N-isopropylimidazole was synthesized with slight modification according to procedures reported earlier.^37,38 Briefly, a solution of isopropylamine (14.8 g, 250 mmol, 1.00eq) in methanol (30 mL) was added within 90 min to a cooled (0°C) slurry of paraformaldehyde (7.89 g, 263 mmol, 1.05 eq) in methanol (30 mL). Subsequent addition of an aqueous glyoxal-solution (40%, 36.3 g, 250 mmol, 1.00eq) containing ammonium carbonate (12.0 g, 125 mmol, 0.50 eq) and methanol (60 mL) led to an orange solution, which was warmed to ambient temperature and stirred for 16 h. The solution was concentrated to yield a reddish-brown, viscous liquid. The product was obtained by vacuum distillation (2.2 × 10⁻² mbar, 55 °C) as a clear, almost colorless liquid (2.60 g, 23.6 mmol, 19%). ¹H NMR (400 MHz, CDCl₃): δ (ppm) = 7.55 (s, 1H), 7.04 (t, ²J_HH = 1.1 Hz, 1H), 6.95 (d, ²J_HH = 1.3 Hz, 1H), 4.34 (hept, ³J_HH = 6.7 Hz, 1H), 1.48 (d, ³J_HH = 6.7 Hz, 6H). ¹³C (101 MHz, CDCl₃): δ (ppm) = 135.1, 128.9, 116.6, 49.2, 23.7, 22.7. ESI-HRMS (m/z): calculated for C₆H₁₁N₂ ([M + H]⁺): 111.0922, found: 111.0917.

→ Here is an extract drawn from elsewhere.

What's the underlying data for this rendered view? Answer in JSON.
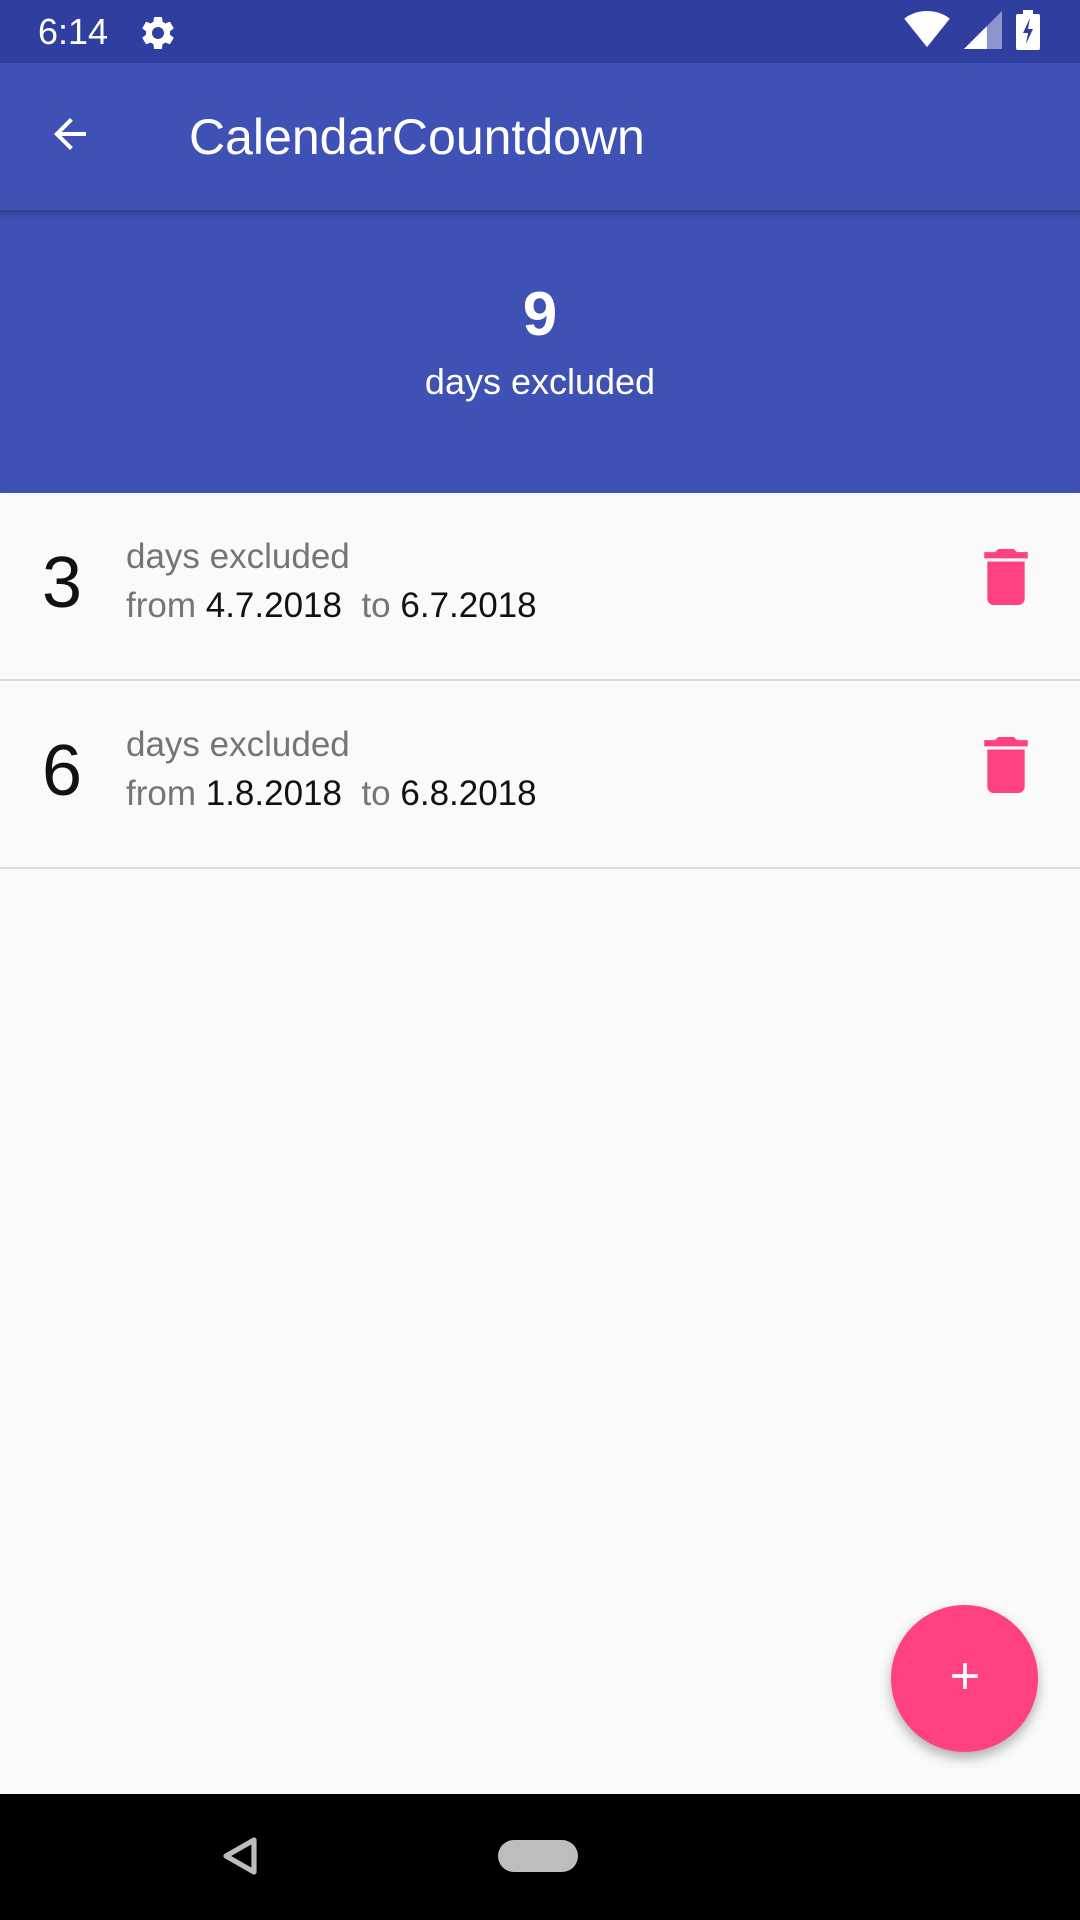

1,1′-Methylene-bis(3,3′-diisopropylimidazolium) dihexafluorophosphate (2)

The title compound was synthesized analog to procedures reported earlier.³⁹ Briefly, N-isopropylimidazol (2.56 g, 23.3 mmol, 0.50 eq), dibromomethane (2.01 g, 11.6 mmol, 1.00eq), and THF (10mL) were placed in a pressure tube and heated to 130°C with stirring for 72 h. After cooling to room temperature, the white solids were filtered off and washed with THF (3 × 30mL) and diethyl ether (3 × 10mL). The solids were redissolved in water, and an excess of ammonium hexafluorophosphate was added as a saturated, aqueous solution with stirring. The resulting white slurry was stirred for another 1 h at an ambient temperature before the off-white raw product was filtered off and washed with water (3 × 30mL). Dissolution in a small amount of acetonitrile and precipitation with diethyl ether yielded a white solid which was filtered, washed with diethyl ether (3 × 10mL), and dried under reduced pressure to give 6.10 g (11.6 mmol, 85%) of 2 as white powder. ¹H NMR (400 MHz, DMSO-d6): δ (ppm) = 9.66 (br s, 2H), 8.10 (dd, ³J_HH = 1.9 Hz, ⁴J_HH = 1.9 Hz, 2H), 8.04 (dd, ³J_HH = 1.9 Hz, ⁴J_HH = 1.9 Hz, 2H), 6.67 (s, 2H), 4.71 (hept, ³J_HH = 6.7 Hz, 2H), 1.51 (d, ³J_HH = 6.7 Hz, 12H). ESI-HRMS (m/z): calculated for C₁₃H₂₂F₆N₄P ([M – PF₆]⁺): 379.1486, found: 379.1486. Elemental analysis: calculated for C₁₃H₂₂F₁₂N₄P₂: C 32.16%; H 4.16%; N 11.32%; found: C 31.71%; H 4.16%; N 11.24%.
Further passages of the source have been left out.